Beyaz Diş kitabı, benim için çok manidar ve yeri çok ayrıdır. Beyaz Diş, Jack London'ın Vahşetin Çağrısını konu aldığı buz kalpli Kuzey Toprakları'ndaki ikinci romanıdır.
Bu eserde, son 10 sayfa kala gözlerim hep dolu dolu okudum. Tam göz yaşlarımı siliyorum, tamam geçti, öyle değilmiş derken, tekrar gözlerim dola dola okudum. Spoiler vermek istemiyorum. Okuduğunuz da anlarsınız. Beyaz diş, İnsanları tanrı olarak görür ve hep zulüm ederler. O eller onun için hep tehditkardır. Doğası gereği ve her zaman kötü tanrılarla karşılaştığı içinde, sevginin ve şefkatin dünyada olduğundan habersiz bir kurttur.
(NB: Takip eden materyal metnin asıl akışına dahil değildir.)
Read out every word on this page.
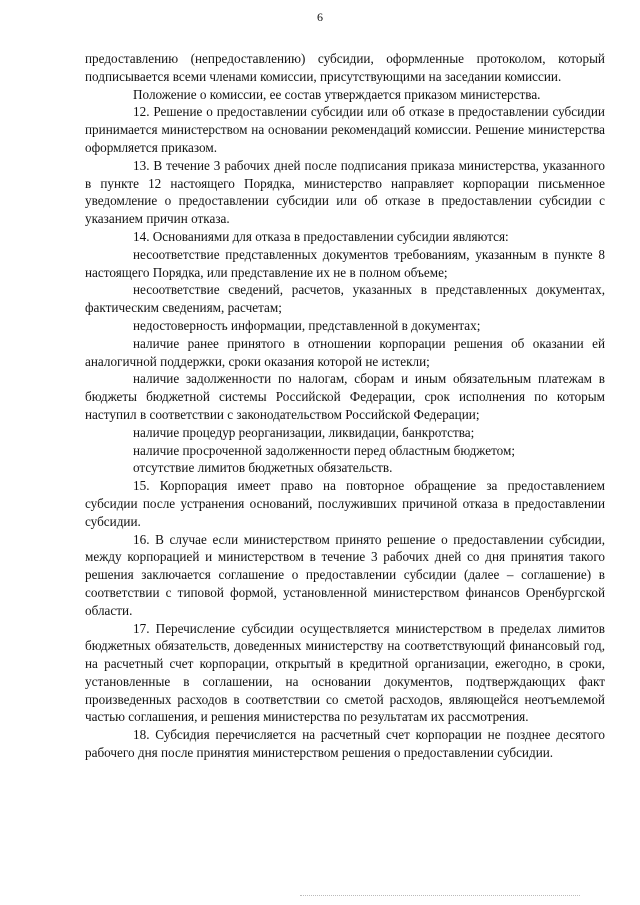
6

предоставлению (непредоставлению) субсидии, оформленные протоколом, который подписывается всеми членами комиссии, присутствующими на заседании комиссии.

Положение о комиссии, ее состав утверждается приказом министерства.

12. Решение о предоставлении субсидии или об отказе в предоставлении субсидии принимается министерством на основании рекомендаций комиссии. Решение министерства оформляется приказом.

13. В течение 3 рабочих дней после подписания приказа министерства, указанного в пункте 12 настоящего Порядка, министерство направляет корпорации письменное уведомление о предоставлении субсидии или об отказе в предоставлении субсидии с указанием причин отказа.

14. Основаниями для отказа в предоставлении субсидии являются:

несоответствие представленных документов требованиям, указанным в пункте 8 настоящего Порядка, или представление их не в полном объеме;

несоответствие сведений, расчетов, указанных в представленных документах, фактическим сведениям, расчетам;

недостоверность информации, представленной в документах;

наличие ранее принятого в отношении корпорации решения об оказании ей аналогичной поддержки, сроки оказания которой не истекли;

наличие задолженности по налогам, сборам и иным обязательным платежам в бюджеты бюджетной системы Российской Федерации, срок исполнения по которым наступил в соответствии с законодательством Российской Федерации;

наличие процедур реорганизации, ликвидации, банкротства;

наличие просроченной задолженности перед областным бюджетом;

отсутствие лимитов бюджетных обязательств.

15. Корпорация имеет право на повторное обращение за предоставлением субсидии после устранения оснований, послуживших причиной отказа в предоставлении субсидии.

16. В случае если министерством принято решение о предоставлении субсидии, между корпорацией и министерством в течение 3 рабочих дней со дня принятия такого решения заключается соглашение о предоставлении субсидии (далее – соглашение) в соответствии с типовой формой, установленной министерством финансов Оренбургской области.

17. Перечисление субсидии осуществляется министерством в пределах лимитов бюджетных обязательств, доведенных министерству на соответствующий финансовый год, на расчетный счет корпорации, открытый в кредитной организации, ежегодно, в сроки, установленные в соглашении, на основании документов, подтверждающих факт произведенных расходов в соответствии со сметой расходов, являющейся неотъемлемой частью соглашения, и решения министерства по результатам их рассмотрения.

18. Субсидия перечисляется на расчетный счет корпорации не позднее десятого рабочего дня после принятия министерством решения о предоставлении субсидии.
Gün gelir bu vahşi doğanın içinden çekip alır birisi. İşte o zaman öğrenir şefkatin, sevginin, güvenin, iyiliğin ne demek olduğunu.
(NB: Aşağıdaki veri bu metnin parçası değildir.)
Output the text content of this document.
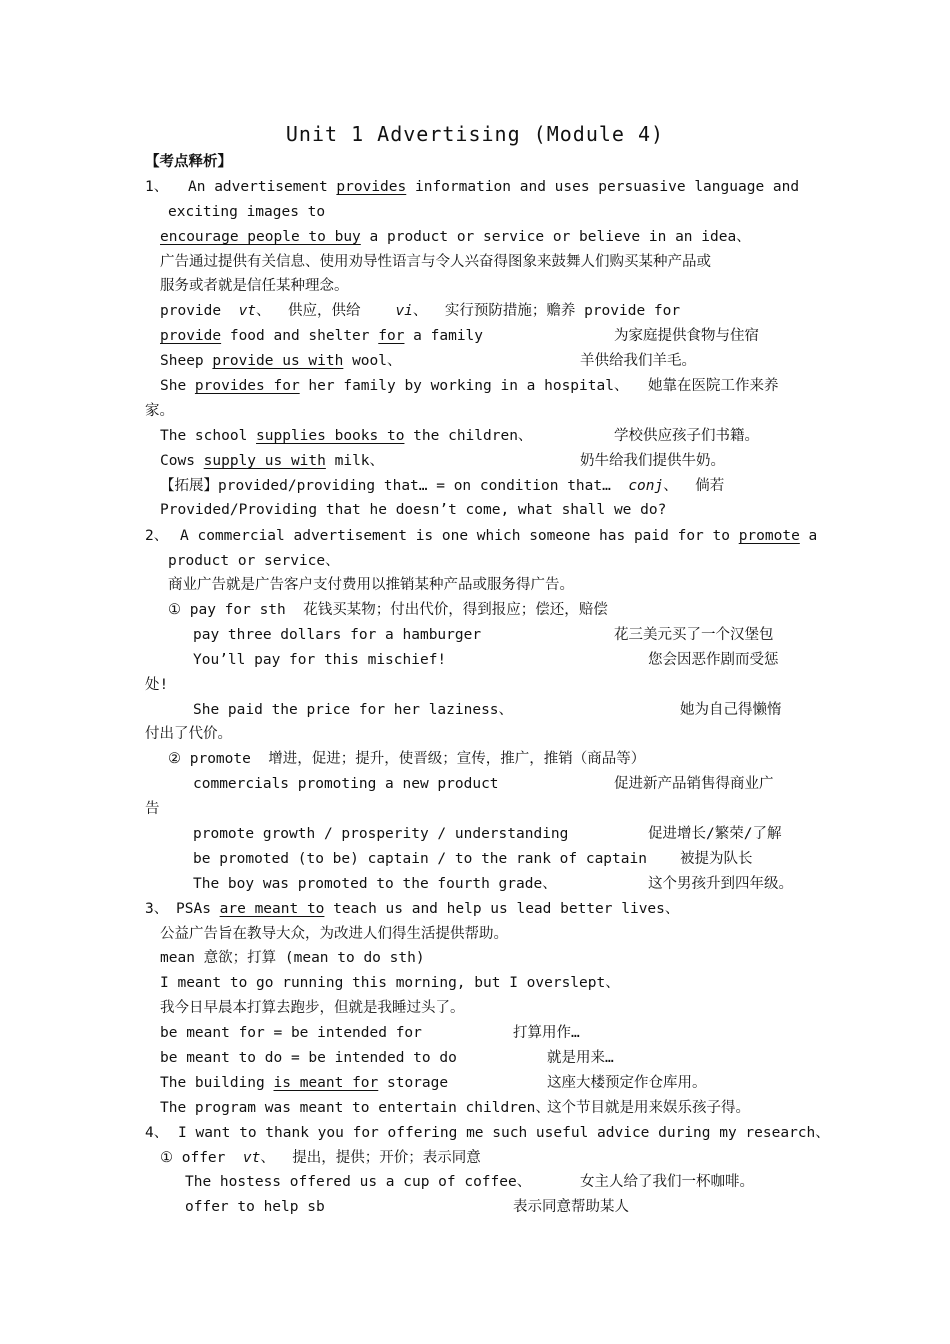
Unit 1 Advertising (Module 4)
【考点释析】
1、 An advertisement provides information and uses persuasive language and
exciting images to
encourage people to buy a product or service or believe in an idea、
广告通过提供有关信息、使用劝导性语言与令人兴奋得图象来鼓舞人们购买某种产品或
服务或者就是信任某种理念。
provide  vt、  供应，供给    vi、  实行预防措施；赡养 provide for
provide food and shelter for a family	为家庭提供食物与住宿
Sheep provide us with wool、	羊供给我们羊毛。
She provides for her family by working in a hospital、 她靠在医院工作来养
家。
The school supplies books to the children、	学校供应孩子们书籍。
Cows supply us with milk、	奶牛给我们提供牛奶。
【拓展】provided/providing that… = on condition that…  conj、  倘若
Provided/Providing that he doesn’t come, what shall we do?
2、 A commercial advertisement is one which someone has paid for to promote a
product or service、
商业广告就是广告客户支付费用以推销某种产品或服务得广告。
① pay for sth  花钱买某物；付出代价，得到报应；偿还，赔偿
pay three dollars for a hamburger	花三美元买了一个汉堡包
You’ll pay for this mischief!	您会因恶作剧而受惩
处!
She paid the price for her laziness、	她为自己得懒惰
付出了代价。
② promote  增进，促进；提升，使晋级；宣传，推广，推销（商品等）
commercials promoting a new product	促进新产品销售得商业广
告
promote growth / prosperity / understanding	促进增长/繁荣/了解
be promoted (to be) captain / to the rank of captain 被提为队长
The boy was promoted to the fourth grade、	这个男孩升到四年级。
3、 PSAs are meant to teach us and help us lead better lives、
公益广告旨在教导大众，为改进人们得生活提供帮助。
mean 意欲；打算 (mean to do sth)
I meant to go running this morning, but I overslept、
我今日早晨本打算去跑步，但就是我睡过头了。
be meant for = be intended for	打算用作…
be meant to do = be intended to do	就是用来…
The building is meant for storage	这座大楼预定作仓库用。
The program was meant to entertain children、
这个节目就是用来娱乐孩子得。
4、 I want to thank you for offering me such useful advice during my research、
① offer  vt、  提出，提供；开价；表示同意
The hostess offered us a cup of coffee、	女主人给了我们一杯咖啡。
offer to help sb	表示同意帮助某人
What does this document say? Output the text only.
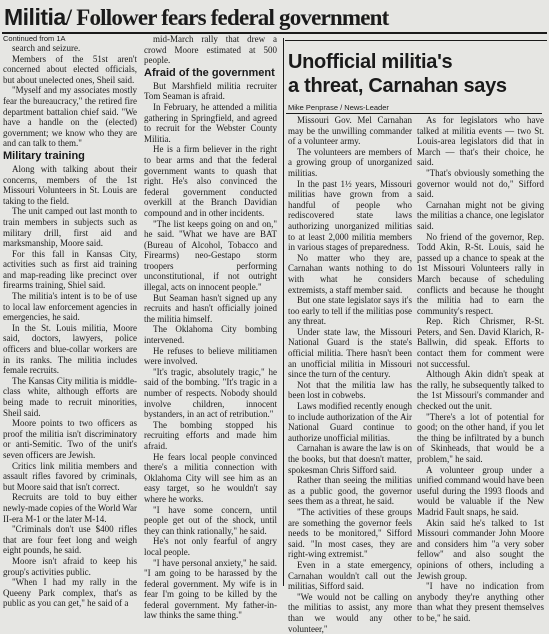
Militia/ Follower fears federal government

Continued from 1A

search and seizure.

Members of the 51st aren't concerned about elected officials, but about unelected ones, Sheil said.

"Myself and my associates mostly fear the bureaucracy," the retired fire department battalion chief said. "We have a handle on the (elected) government; we know who they are and can talk to them."

Military training

Along with talking about their concerns, members of the 1st Missouri Volunteers in St. Louis are taking to the field.

The unit camped out last month to train members in subjects such as military drill, first aid and marksmanship, Moore said.

For this fall in Kansas City, activities such as first aid training and map-reading like precinct over firearms training, Shiel said.

The militia's intent is to be of use to local law enforcement agencies in emergencies, he said.

In the St. Louis militia, Moore said, doctors, lawyers, police officers and blue-collar workers are in its ranks. The militia includes female recruits.

The Kansas City militia is middle-class white, although efforts are being made to recruit minorities, Sheil said.

Moore points to two officers as proof the militia isn't discriminatory or anti-Semitic. Two of the unit's seven officers are Jewish.

Critics link militia members and assault rifles favored by criminals, but Moore said that isn't correct.

Recruits are told to buy either newly-made copies of the World War II-era M-1 or the later M-14.

"Criminals don't use $400 rifles that are four feet long and weigh eight pounds, he said.

Moore isn't afraid to keep his group's activities public.

"When I had my rally in the Queeny Park complex, that's as public as you can get," he said of a

mid-March rally that drew a crowd Moore estimated at 500 people.

Afraid of the government

But Marshfield militia recruiter Tom Seaman is afraid.

In February, he attended a militia gathering in Springfield, and agreed to recruit for the Webster County Militia.

He is a firm believer in the right to bear arms and that the federal government wants to quash that right. He's also convinced the federal government conducted overkill at the Branch Davidian compound and in other incidents.

"The list keeps going on and on," he said. "What we have are BAT (Bureau of Alcohol, Tobacco and Firearms) neo-Gestapo storm troopers performing unconstitutional, if not outright illegal, acts on innocent people."

But Seaman hasn't signed up any recruits and hasn't officially joined the militia himself.

The Oklahoma City bombing intervened.

He refuses to believe militiamen were involved.

"It's tragic, absolutely tragic," he said of the bombing. "It's tragic in a number of respects. Nobody should involve children, innocent bystanders, in an act of retribution."

The bombing stopped his recruiting efforts and made him afraid.

He fears local people convinced there's a militia connection with Oklahoma City will see him as an easy target, so he wouldn't say where he works.

"I have some concern, until people get out of the shock, until they can think rationally," he said.

He's not only fearful of angry local people.

"I have personal anxiety," he said. "I am going to be harassed by the federal government. My wife is in fear I'm going to be killed by the federal government. My father-in-law thinks the same thing."

Unofficial militia's
a threat, Carnahan says
Mike Penprase / News-Leader

Missouri Gov. Mel Carnahan may be the unwilling commander of a volunteer army.

The volunteers are members of a growing group of unorganized militias.

In the past 1½ years, Missouri militias have grown from a handful of people who rediscovered state laws authorizing unorganized militias to at least 2,000 militia members in various stages of preparedness.

No matter who they are, Carnahan wants nothing to do with what he considers extremists, a staff member said.

But one state legislator says it's too early to tell if the militias pose any threat.

Under state law, the Missouri National Guard is the state's official militia. There hasn't been an unofficial militia in Missouri since the turn of the century.

Not that the militia law has been lost in cobwebs.

Laws modified recently enough to include authorization of the Air National Guard continue to authorize unofficial militias.

Carnahan is aware the law is on the books, but that doesn't matter, spokesman Chris Sifford said.

Rather than seeing the militias as a public good, the governor sees them as a threat, he said.

"The activities of these groups are something the governor feels needs to be monitored," Sifford said. "In most cases, they are right-wing extremist."

Even in a state emergency, Carnahan wouldn't call out the militias, Sifford said.

"We would not be calling on the militias to assist, any more than we would any other volunteer,"

As for legislators who have talked at militia events — two St. Louis-area legislators did that in March — that's their choice, he said.

"That's obviously something the governor would not do," Sifford said.

Carnahan might not be giving the militias a chance, one legislator said.

No friend of the governor, Rep. Todd Akin, R-St. Louis, said he passed up a chance to speak at the 1st Missouri Volunteers rally in March because of scheduling conflicts and because he thought the militia had to earn the community's respect.

Rep. Rich Chrismer, R-St. Peters, and Sen. David Klarich, R-Ballwin, did speak. Efforts to contact them for comment were not successful.

Although Akin didn't speak at the rally, he subsequently talked to the 1st Missouri's commander and checked out the unit.

"There's a lot of potential for good; on the other hand, if you let the thing be infiltrated by a bunch of Skinheads, that would be a problem," he said.

A volunteer group under a unified command would have been useful during the 1993 floods and would be valuable if the New Madrid Fault snaps, he said.

Akin said he's talked to 1st Missouri commander John Moore and considers him "a very sober fellow" and also sought the opinions of others, including a Jewish group.

"I have no indication from anybody they're anything other than what they present themselves to be," he said.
Kısacası vahşi hayatın tam göbeğinden alınıp, evcilleşen bir hayvan tasvir ediyor.. Vahşetin Çağrısında da tam tersi olan evcil bir hayvanın, içindeki vahşiliğin meydana çıkışını görüyoruz.
Tavsiyem önce Vahşetin Çağrısını, ardından Beyaz dişi okumanızı öneririm.